Natura Market
- Company type: Private
- Industry: E-commerce
- Founder: Shakzod Khabibov
- Headquarters: Mississauga, Ontario, Canada
- Revenue: $19,000,000 (2021)
- Website: https://naturamarket.ca/

= Natura Market =

Canadian e-commerce retailer

Natura Market is a Canadian e-commerce health and wellness e-commerce retailer based in Mississauga, Ontario, offering natural foods and personal care and household products.

== History ==
Natura Market was founded in 2016 by Shakzod Khabibov. The company is Whole30-approved.

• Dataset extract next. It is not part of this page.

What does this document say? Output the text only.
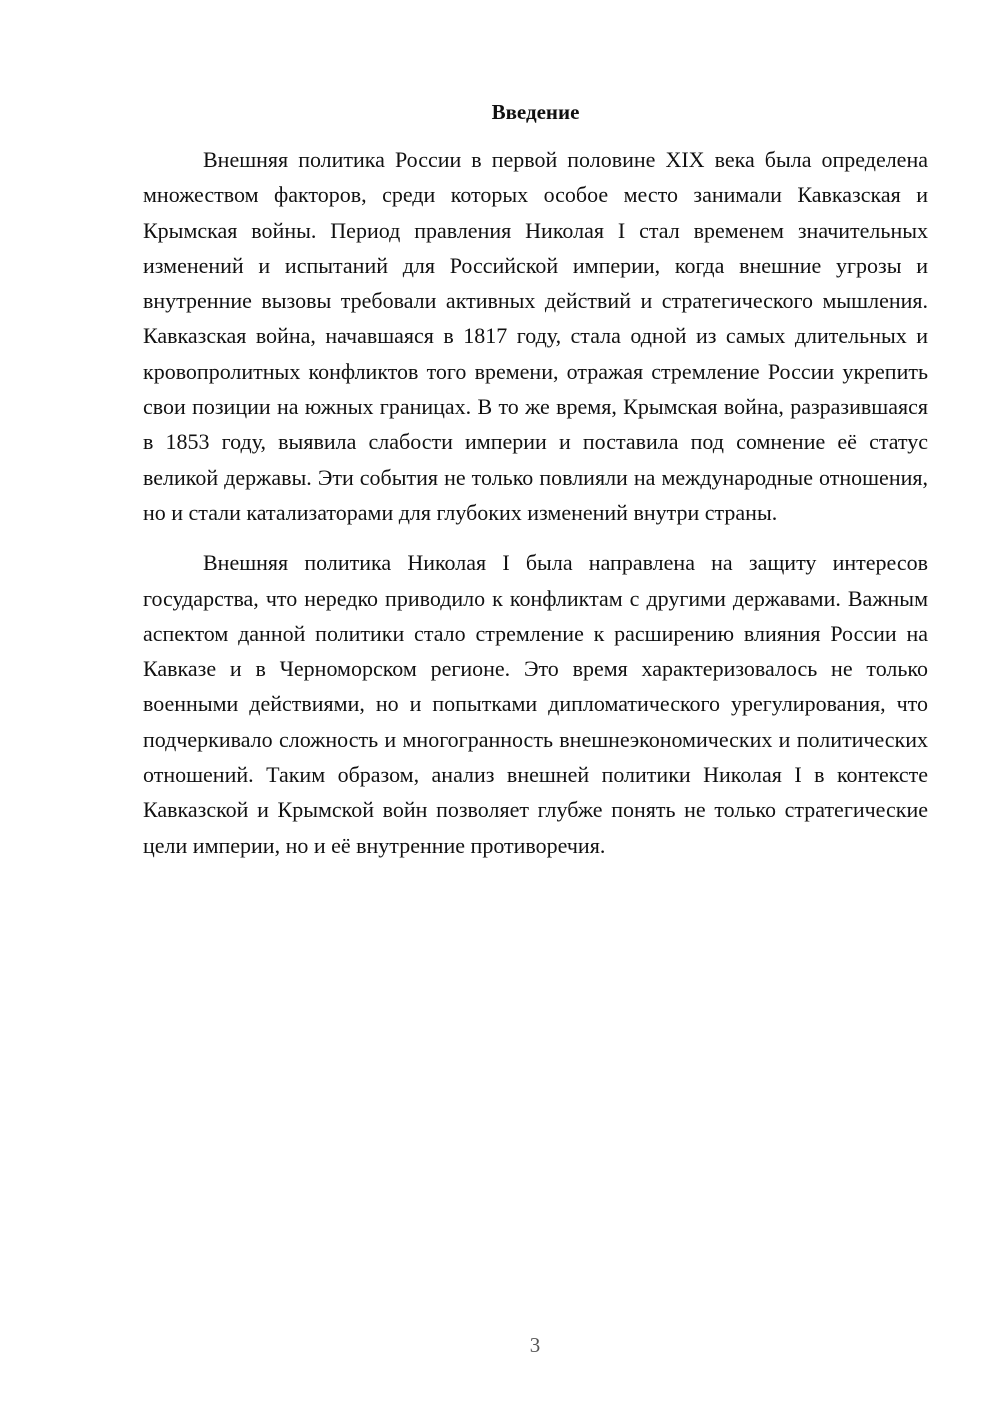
Введение

Внешняя политика России в первой половине XIX века была определена множеством факторов, среди которых особое место занимали Кавказская и Крымская войны. Период правления Николая I стал временем значительных изменений и испытаний для Российской империи, когда внешние угрозы и внутренние вызовы требовали активных действий и стратегического мышления. Кавказская война, начавшаяся в 1817 году, стала одной из самых длительных и кровопролитных конфликтов того времени, отражая стремление России укрепить свои позиции на южных границах. В то же время, Крымская война, разразившаяся в 1853 году, выявила слабости империи и поставила под сомнение её статус великой державы. Эти события не только повлияли на международные отношения, но и стали катализаторами для глубоких изменений внутри страны.

Внешняя политика Николая I была направлена на защиту интересов государства, что нередко приводило к конфликтам с другими державами. Важным аспектом данной политики стало стремление к расширению влияния России на Кавказе и в Черноморском регионе. Это время характеризовалось не только военными действиями, но и попытками дипломатического урегулирования, что подчеркивало сложность и многогранность внешнеэкономических и политических отношений. Таким образом, анализ внешней политики Николая I в контексте Кавказской и Крымской войн позволяет глубже понять не только стратегические цели империи, но и её внутренние противоречия.

3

Natura Market grew during the lockdowns and stay-at-home orders of the COVID-19 pandemic, resulting in $19M in revenue for the 12-month period ending September 30, 2021. The retailer carries varies American brands for the Canadian market, including Nutpods, Kettle & Fire, Siete Family Foods, and Primal Kitchen.

In October 2021, Natura Market sold a majority stake to Freshii Inc., a healthy fast-casual restaurant chain in Canada. Matthew Corin, CEO and founder of Freshii, became the chairman of the board of directors, while Shakzod Khabibov remained the president and continued running the company. In August 2024, Revive Superfoods acquired Natura Market.